Félix Ibarrondo was born in Spain in 1943 to a musical family, and began his musical studies learning music theory and harmony with his father, Antonino. He went on to study philosophy and theology, at the same time continuing his musical studies, learning composition with Juan Cordero Castaño as well as piano, earning musical degrees from the conservatories of San Sebastián and Bilbao.
He moved to Paris, in 1969, where he studied with Max Deutsch, Henri Dutilleux, and Maurice Ohana, at the Ecole Normale Supérieure de Musique, where he earned a degree in composition while also studying electroacoustic music at the GRM.
His awards and honors include the Oscar Esplá Prize, the Lili Boulanger Prize, the CECA Arpa de Plata award, and the SACEM Young Composers prize.
When he arrived in Paris, Ibarrondo enrolled at the École du Louvre, where he found that painting and the visual arts were a contant source of stimulation for his music composition. While he has no official institutional affiliations, he works and dialogues with young composers and teaches introductory music classes built around his scores.
His abundant, varied catalogue, in which works for orchestra and voice feature strongly, has been performed by major ensembles including the Nouvel Orchestre Philharmonique de Radio France, the Orquesta Nacional de España, the Orquesta Sinfónica de Bilbao, the Orchestre de Poitou-Charentes, the Orchestre des Pays de Savoie, Ensemble Intercontemporain, the Arditti Quartet, the Trio à Cordes de Paris, the Contemporary Choir of Aix en Provence, Musicatreize, and Madrid’s LIM ensemble.
Personal relationships with performers are very important to him, and he has worked closesly with musicians including Jean-Claude Pennetier, Alain Meunier, Charles Frey, Pierre Strauch, Jérôme Pernoo, Michel Michalakakos, Christophe Desjardins, Gilles Burgos, Arturo Tamayo, Juanjo Mena, Roland Hayrabédian, Lionel Peintre, Kiyoko Okada, Alberto Ponce, Caroline Delume, Jean Horreaux, and Jean-Marie Tréhard.
His close relationships with Maurice Ohana and Francisco Guerrero have been decisive in both his musical and his personal life.
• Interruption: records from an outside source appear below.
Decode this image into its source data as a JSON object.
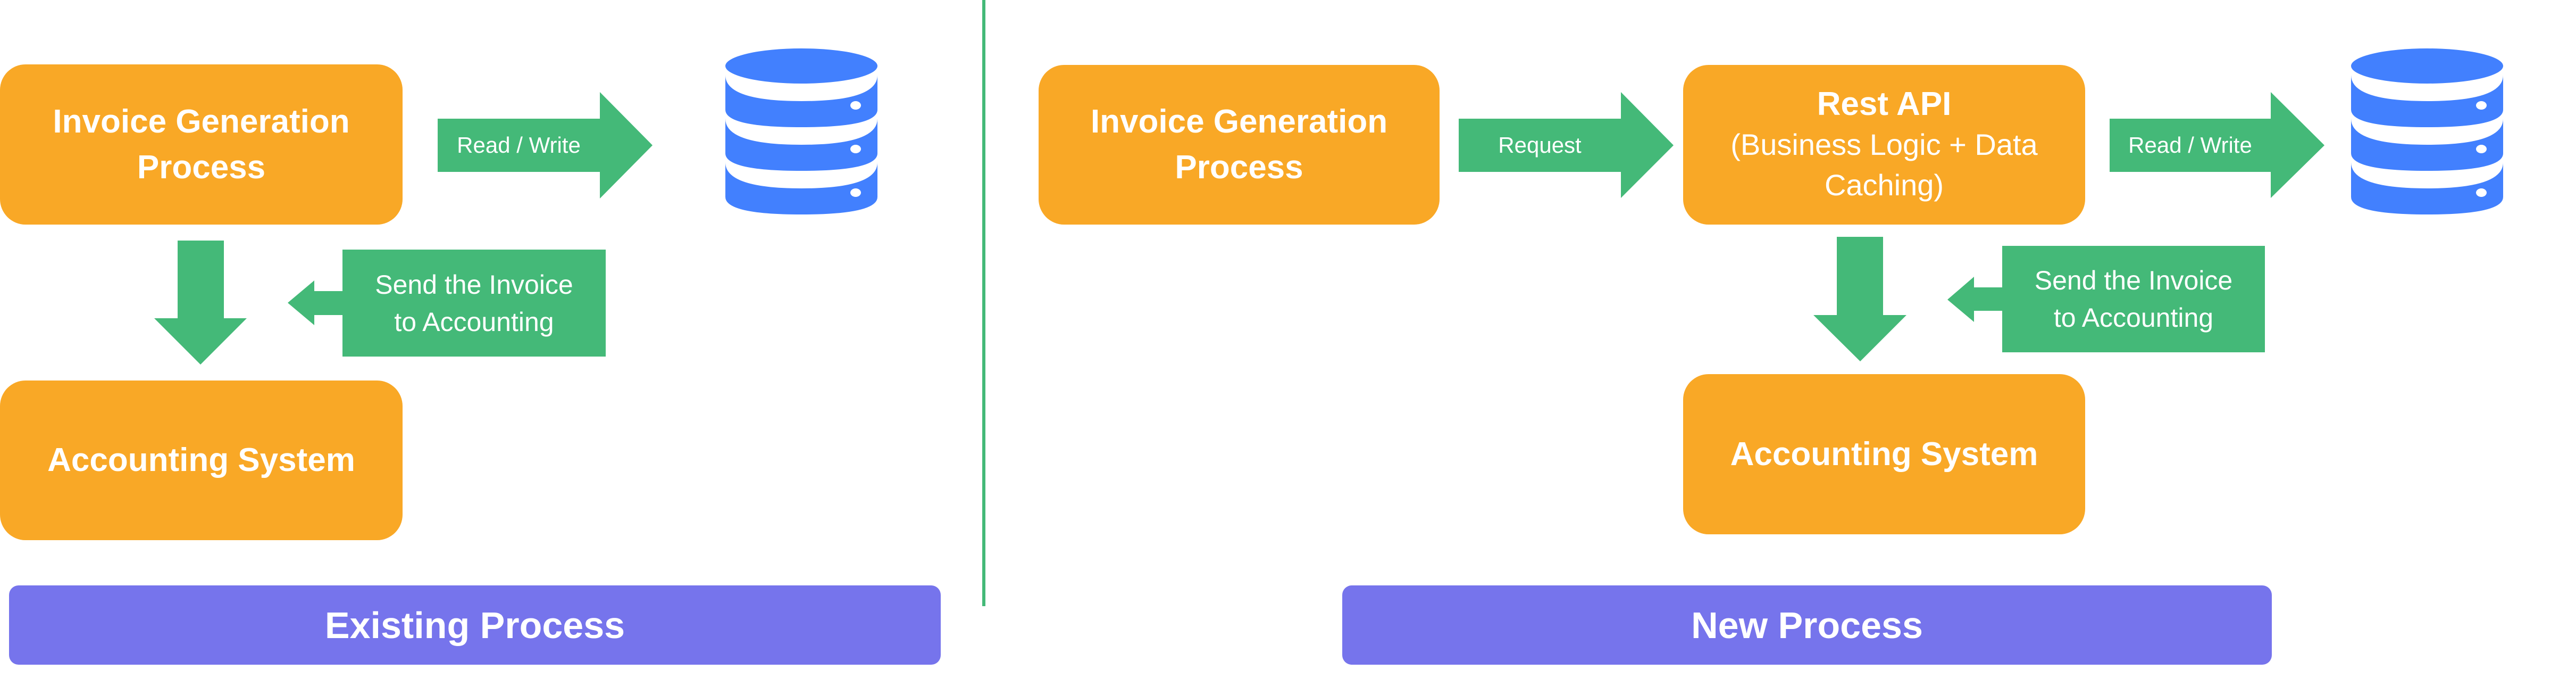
{
  "colors": {
    "process_box": "#f9a826",
    "arrow": "#44b978",
    "database": "#4280fe",
    "banner": "#7674ec",
    "divider": "#44b978",
    "text_on_shapes": "#ffffff"
  },
  "existing": {
    "banner": "Existing Process",
    "invoice_box": {
      "line1": "Invoice Generation",
      "line2": "Process"
    },
    "read_write_label": "Read / Write",
    "database_icon": "database-icon",
    "send_label": {
      "line1": "Send the Invoice",
      "line2": "to Accounting"
    },
    "accounting_box": "Accounting System"
  },
  "new": {
    "banner": "New Process",
    "invoice_box": {
      "line1": "Invoice Generation",
      "line2": "Process"
    },
    "request_label": "Request",
    "rest_api_box": {
      "title": "Rest API",
      "line1": "(Business Logic + Data",
      "line2": "Caching)"
    },
    "read_write_label": "Read / Write",
    "database_icon": "database-icon",
    "send_label": {
      "line1": "Send the Invoice",
      "line2": "to Accounting"
    },
    "accounting_box": "Accounting System"
  }
}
Musicologist and critic Harry Halbreich has written, “Ibarrondo is the perfect example of the independent composer, who, without signing on with any particular school, has, over time, used his powers of communication with audiences and performers to make a name for himself. Passionate about his Basque heritage, he is the very incarnation of his people’s qualities: focused passion; vehement, sometimes violent expressiveness; a preference for lived expression to abstraction and systems; generosity; openmindedness from a perspective of uncompromising and non-complacent humanism […] Rigorous, solid writing - the hallmark of all of Max Deutsch’s disciples - in his music are made to serve an expressive message whose burning generosity holds firm, when it needs to, even before the harshest of tones.”